Beer and football — week fourteen

The game: Patriots at Bears
The beer: Rogue Dead Guy Ale
The result: Win, 36–3
The commentary: A. and I went up to Maine over the weekend and I came home with a bunch of beer. One of them was the Dead Guy Ale, something I can find anywhere but that I couldn’t resist because the Bears were about to get creamed. (Too bad Sam Adams Cream Stout doesn’t come in bomber form—that would have been a better metaphor.) Now Urlacher—who did absolutely nothing in this game—is willing to admit that the Pats are the best team in the AFC. How mighty fucking gracious of his humiliating-first-round-elimination-at-best ass.

I was pretty all set by the time Hoyer was on the field. I drank the Dead Guy really, really quickly—I’m not sure if I loved it or if was just “drinkable,” the same way I’ll fly through a terrible book (like David Baldacci’s The Winner, perhaps the worst thing I’ve ever read) and take my time with a book I’m enjoying (currently, Jon Krakauer’s excellent Under the Banner of Heaven is taking me far too long). After that I moved onto my bonus Mayflower Thanksgiving Ale, the one I forgot to give my brother-in-law a couple of weeks ago (it tasted as OK as it did when I re-watched the Lions game). Then I topped that off with a bottle of Winter Warmer. I guess I’m a productive drunk though because I ended up doing a shitload of laundry that night—I even remember how Dexter ended.

The game was another fun one to watch—it’s good to be a Pats fan these days—though I’ll admit to wondering if a field goal might have been enough to win after each team went three-and-out on its first possession. I loved the 2007 imperiousness of Brady heaving it up to end the first half with six points, mixed with the pragmatic 2004 result of Deion Branch being on the receiving end of said touchdown. Randy Moss (poor bastard) was the man when he was here but this offense is now both exciting and efficient—for crying out loud, Brady’s last interception was a hail-mary pass eight weeks ago! What a time to be alive.

Winnable remaining games against three wavering opponents mean anything other than home-field advantage throughout the playoffs will be a disappointment. On that topic, the local postgame show on WBZ—hosted by historical Patriots ass-kissers Steve Burton, Dan Roche, Steve DeOssie and Scott “Exactly What the Hell Is Going on with My Eye Anyway” Zolak—presented the online poll question “Will anything less than a Super Bowl win be a failure for the Pats?” Almost sixty percent answered “No.” What in the worldwide fuck?
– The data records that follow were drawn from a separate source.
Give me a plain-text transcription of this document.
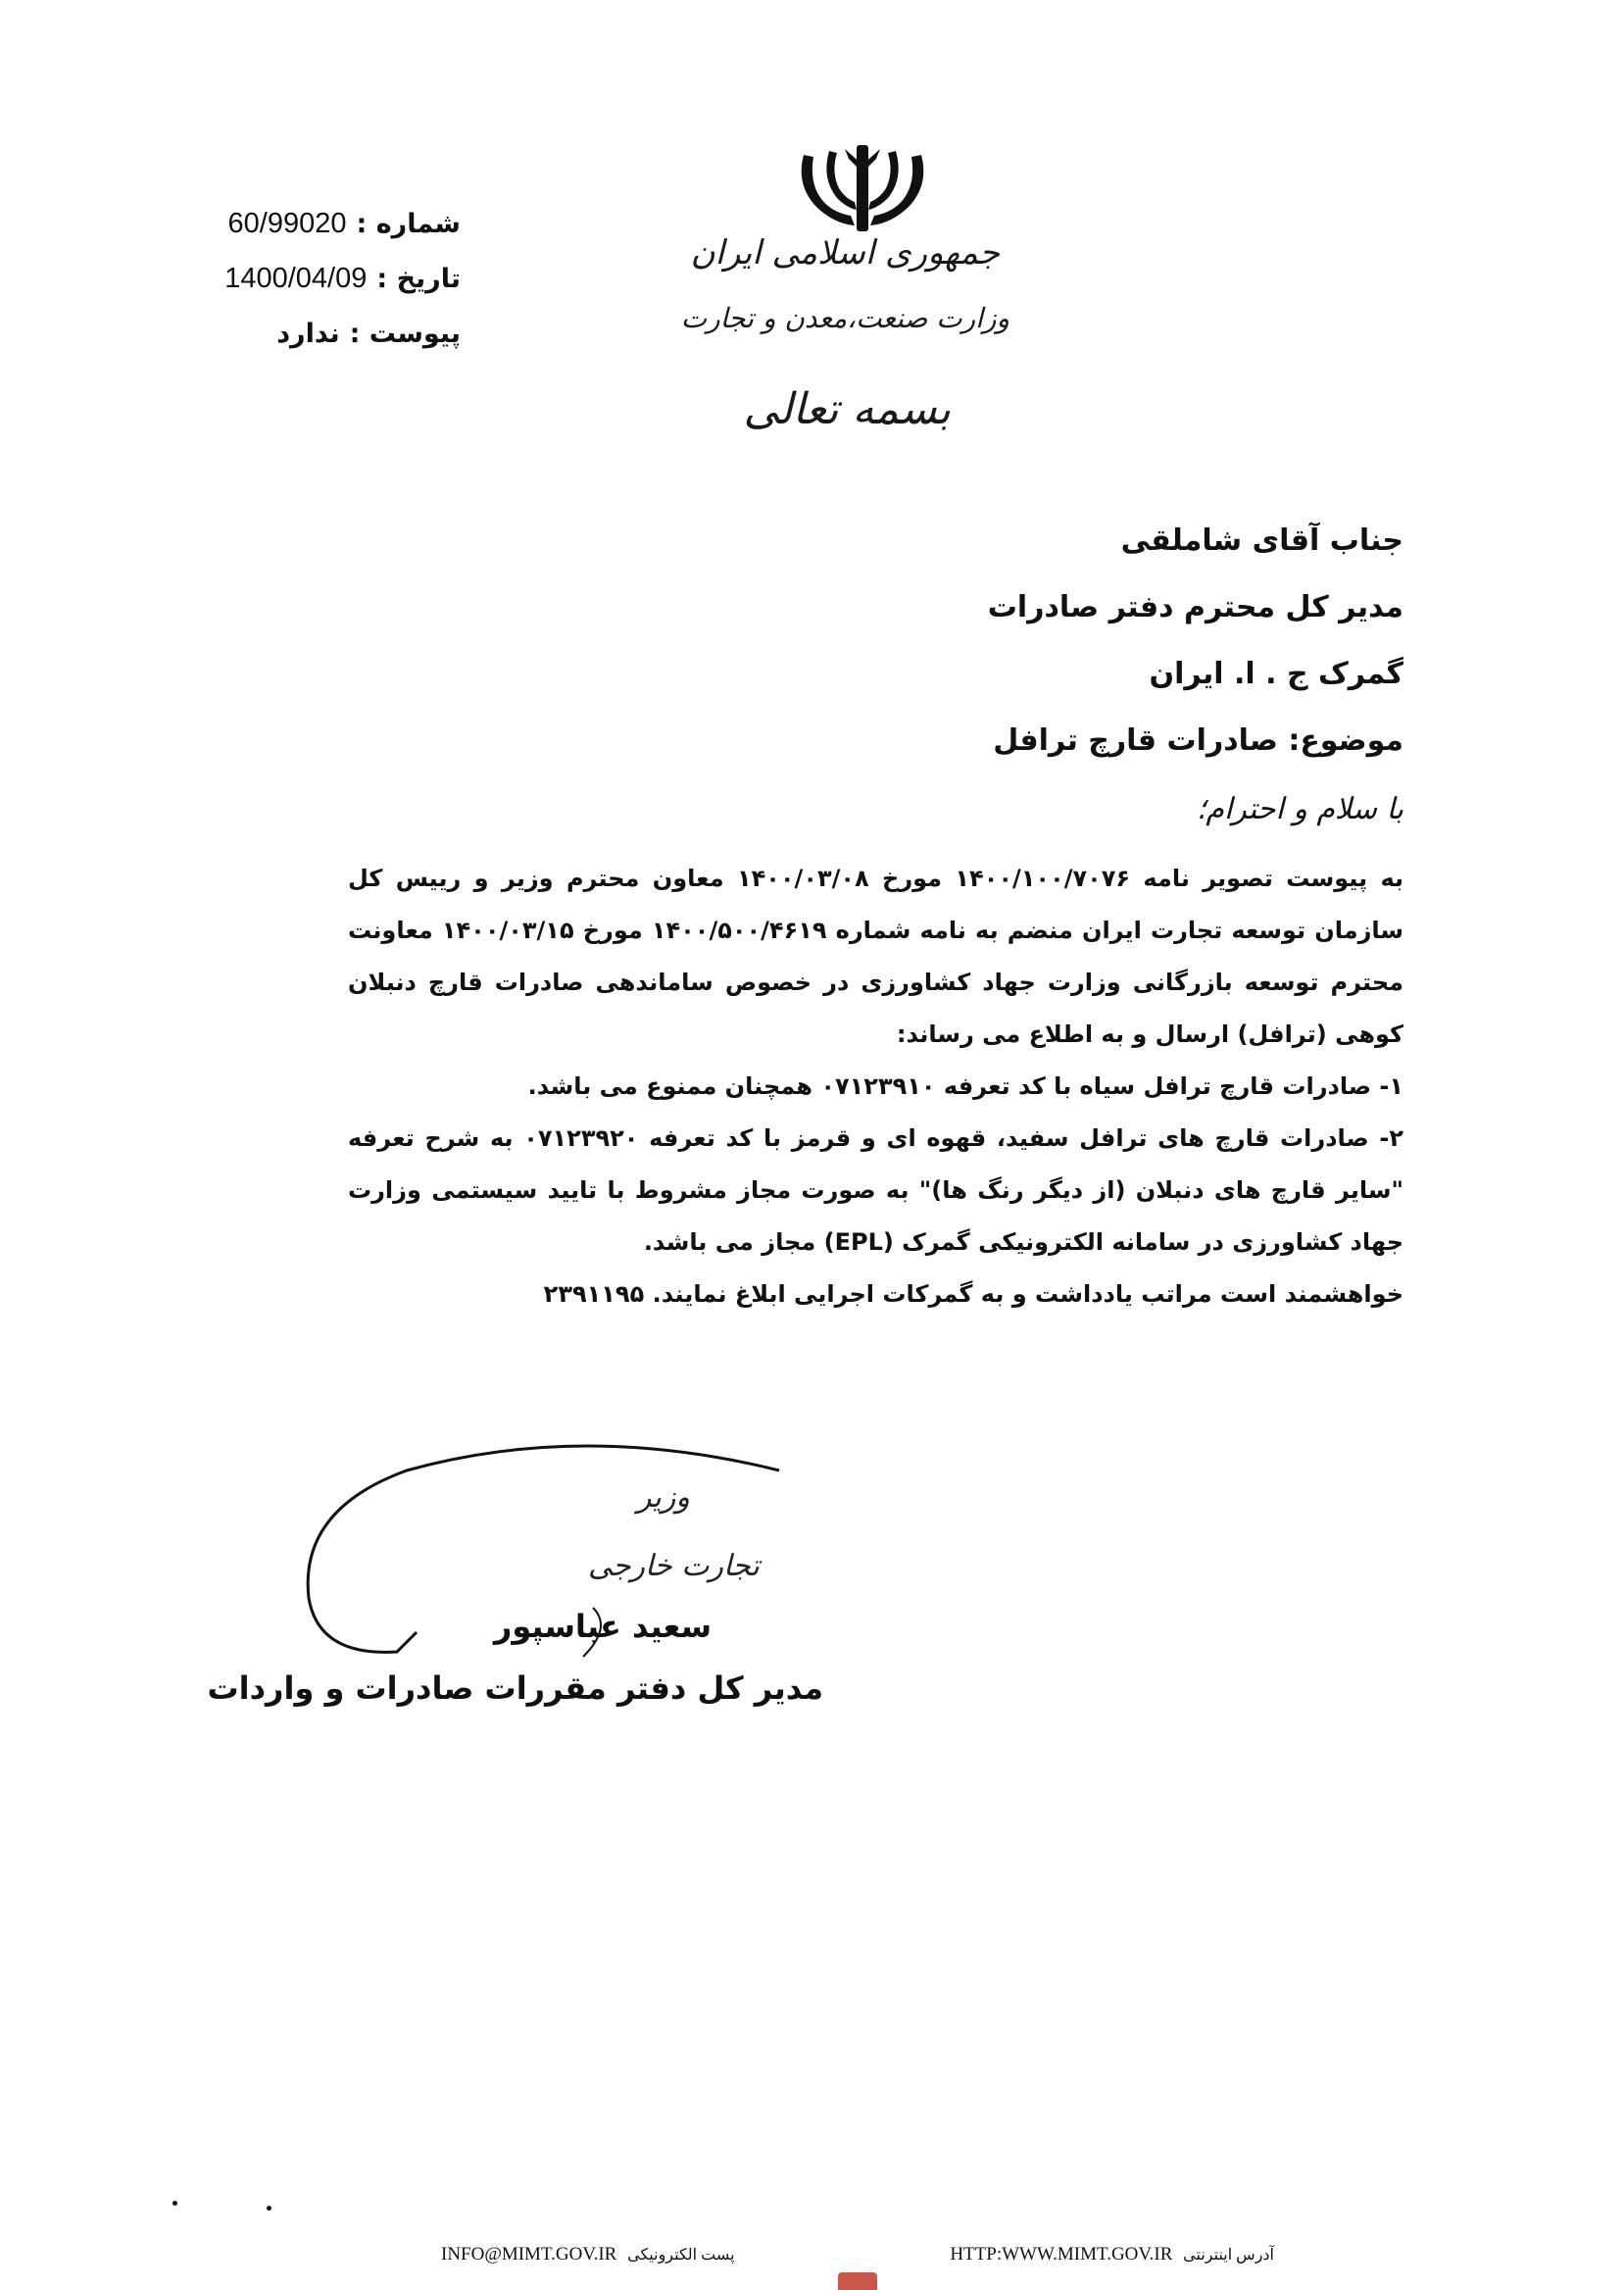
جمهوری اسلامی ایران
وزارت صنعت،معدن و تجارت
بسمه تعالی
شماره :
60/99020
تاریخ :
1400/04/09
پیوست :
ندارد
جناب آقای شاملقی
مدیر کل محترم دفتر صادرات
گمرک ج . ا. ایران
موضوع: صادرات قارچ ترافل
با سلام و احترام؛

به پیوست تصویر نامه ۱۴۰۰/۱۰۰/۷۰۷۶ مورخ ۱۴۰۰/۰۳/۰۸ معاون محترم وزیر و رییس کل سازمان توسعه تجارت ایران منضم به نامه شماره ۱۴۰۰/۵۰۰/۴۶۱۹ مورخ ۱۴۰۰/۰۳/۱۵ معاونت محترم توسعه بازرگانی وزارت جهاد کشاورزی در خصوص ساماندهی صادرات قارچ دنبلان کوهی (ترافل) ارسال و به اطلاع می رساند:

۱- صادرات قارچ ترافل سیاه با کد تعرفه ۰۷۱۲۳۹۱۰ همچنان ممنوع می باشد.

۲- صادرات قارچ های ترافل سفید، قهوه ای و قرمز با کد تعرفه ۰۷۱۲۳۹۲۰ به شرح تعرفه "سایر قارچ های دنبلان (از دیگر رنگ ها)" به صورت مجاز مشروط با تایید سیستمی وزارت جهاد کشاورزی در سامانه الکترونیکی گمرک (EPL) مجاز می باشد.

خواهشمند است مراتب یادداشت و به گمرکات اجرایی ابلاغ نمایند. ۲۳۹۱۱۹۵

وزیر
تجارت خارجی
سعید عباسپور
مدیر کل دفتر مقررات صادرات و واردات
INFO@MIMT.GOV.IR پست الکترونیکی	HTTP:WWW.MIMT.GOV.IR آدرس اینترنتی
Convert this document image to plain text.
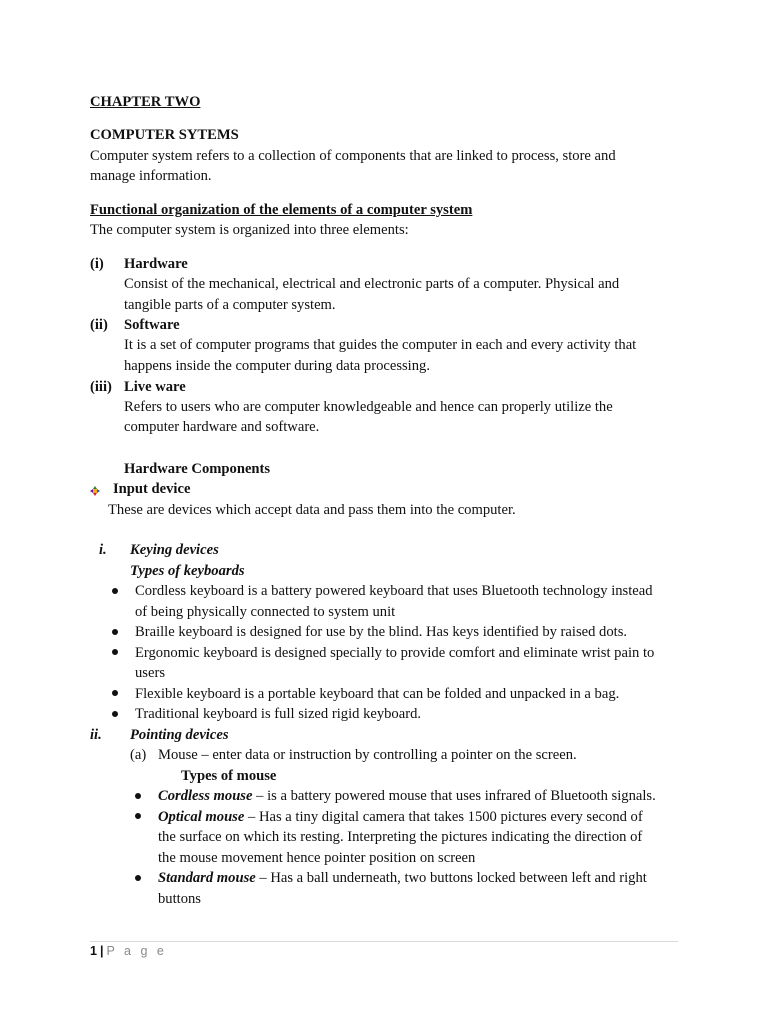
CHAPTER TWO
COMPUTER SYTEMS
Computer system refers to a collection of components that are linked to process, store and
manage information.
Functional organization of the elements of a computer system
The computer system is organized into three elements:
(i) Hardware
Consist of the mechanical, electrical and electronic parts of a computer. Physical and
tangible parts of a computer system.
(ii) Software
It is a set of computer programs that guides the computer in each and every activity that
happens inside the computer during data processing.
(iii) Live ware
Refers to users who are computer knowledgeable and hence can properly utilize the
computer hardware and software.
Hardware Components
Input device
These are devices which accept data and pass them into the computer.
i. Keying devices
Types of keyboards
Cordless keyboard is a battery powered keyboard that uses Bluetooth technology instead
of being physically connected to system unit
Braille keyboard is designed for use by the blind. Has keys identified by raised dots.
Ergonomic keyboard is designed specially to provide comfort and eliminate wrist pain to
users
Flexible keyboard is a portable keyboard that can be folded and unpacked in a bag.
Traditional keyboard is full sized rigid keyboard.
ii. Pointing devices
(a) Mouse – enter data or instruction by controlling a pointer on the screen.
Types of mouse
Cordless mouse – is a battery powered mouse that uses infrared of Bluetooth signals.
Optical mouse – Has a tiny digital camera that takes 1500 pictures every second of
the surface on which its resting. Interpreting the pictures indicating the direction of
the mouse movement hence pointer position on screen
Standard mouse – Has a ball underneath, two buttons locked between left and right
buttons
1 | P a g e
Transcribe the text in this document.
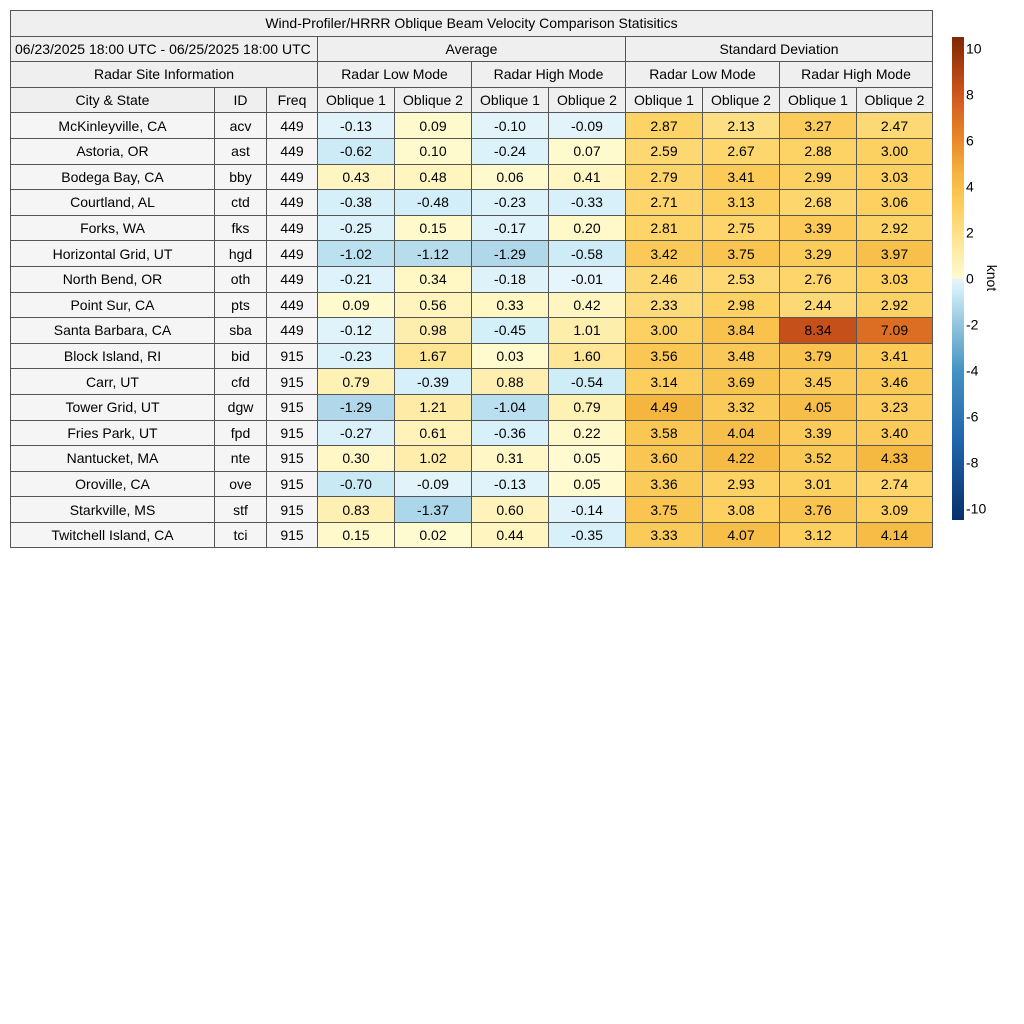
Wind-Profiler/HRRR Oblique Beam Velocity Comparison Statisitics										
06/23/2025 18:00 UTC - 06/25/2025 18:00 UTC			Average				Standard Deviation			
Radar Site Information			Radar Low Mode		Radar High Mode		Radar Low Mode		Radar High Mode	
City & State	ID	Freq	Oblique 1	Oblique 2	Oblique 1	Oblique 2	Oblique 1	Oblique 2	Oblique 1	Oblique 2
McKinleyville, CA	acv	449	-0.13	0.09	-0.10	-0.09	2.87	2.13	3.27	2.47
Astoria, OR	ast	449	-0.62	0.10	-0.24	0.07	2.59	2.67	2.88	3.00
Bodega Bay, CA	bby	449	0.43	0.48	0.06	0.41	2.79	3.41	2.99	3.03
Courtland, AL	ctd	449	-0.38	-0.48	-0.23	-0.33	2.71	3.13	2.68	3.06
Forks, WA	fks	449	-0.25	0.15	-0.17	0.20	2.81	2.75	3.39	2.92
Horizontal Grid, UT	hgd	449	-1.02	-1.12	-1.29	-0.58	3.42	3.75	3.29	3.97
North Bend, OR	oth	449	-0.21	0.34	-0.18	-0.01	2.46	2.53	2.76	3.03
Point Sur, CA	pts	449	0.09	0.56	0.33	0.42	2.33	2.98	2.44	2.92
Santa Barbara, CA	sba	449	-0.12	0.98	-0.45	1.01	3.00	3.84	8.34	7.09
Block Island, RI	bid	915	-0.23	1.67	0.03	1.60	3.56	3.48	3.79	3.41
Carr, UT	cfd	915	0.79	-0.39	0.88	-0.54	3.14	3.69	3.45	3.46
Tower Grid, UT	dgw	915	-1.29	1.21	-1.04	0.79	4.49	3.32	4.05	3.23
Fries Park, UT	fpd	915	-0.27	0.61	-0.36	0.22	3.58	4.04	3.39	3.40
Nantucket, MA	nte	915	0.30	1.02	0.31	0.05	3.60	4.22	3.52	4.33
Oroville, CA	ove	915	-0.70	-0.09	-0.13	0.05	3.36	2.93	3.01	2.74
Starkville, MS	stf	915	0.83	-1.37	0.60	-0.14	3.75	3.08	3.76	3.09
Twitchell Island, CA	tci	915	0.15	0.02	0.44	-0.35	3.33	4.07	3.12	4.14
10
8
6
4
2
0
-2
-4
-6
-8
-10
knot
Belichick had his first good draft in six years, and because rookies are finally succeeding we’re supposed to ignore the standard of excellence he and Brady have put in place and just accept anything worse than first? I root for a team that is nothing at all like, say, the Jaguars, whose fans will be pleased as punch just to make the playoffs even as they get shot like a cannonball out of the first round. The Patriots have established a winning tradition and I want a Super Bowl championship every goddamn year and get bummed out for days whenever all goes wrong. But a bunch of regional morons probably think it was a neat idea to hang a “16–0” banner in Gillette Stadium (recognizing a regular-season achievement—isn’t that was we used to give Peyton shit about?) after an unsuccessful finish. You’re fuckin-A right I was part of the shrewd forty percent who answered YES to that poll.

Lastly, I follow a lot of football blogs and I don’t understand what this Football Outsiders headline means: “Is Will Muschamp Another Ron Zook or Another Bo Pelini?” To paraphrase Lisa Simpson, I know some of those words but that sentence makes no sense.

Up next: A Green Bay team that once scared the hell out of me comes limping into Foxborough. Injuries suck, as proven by the fact that a healthy, horrible Bears team might win the division over the decimated, super-talented Packers—too bad. Cheers!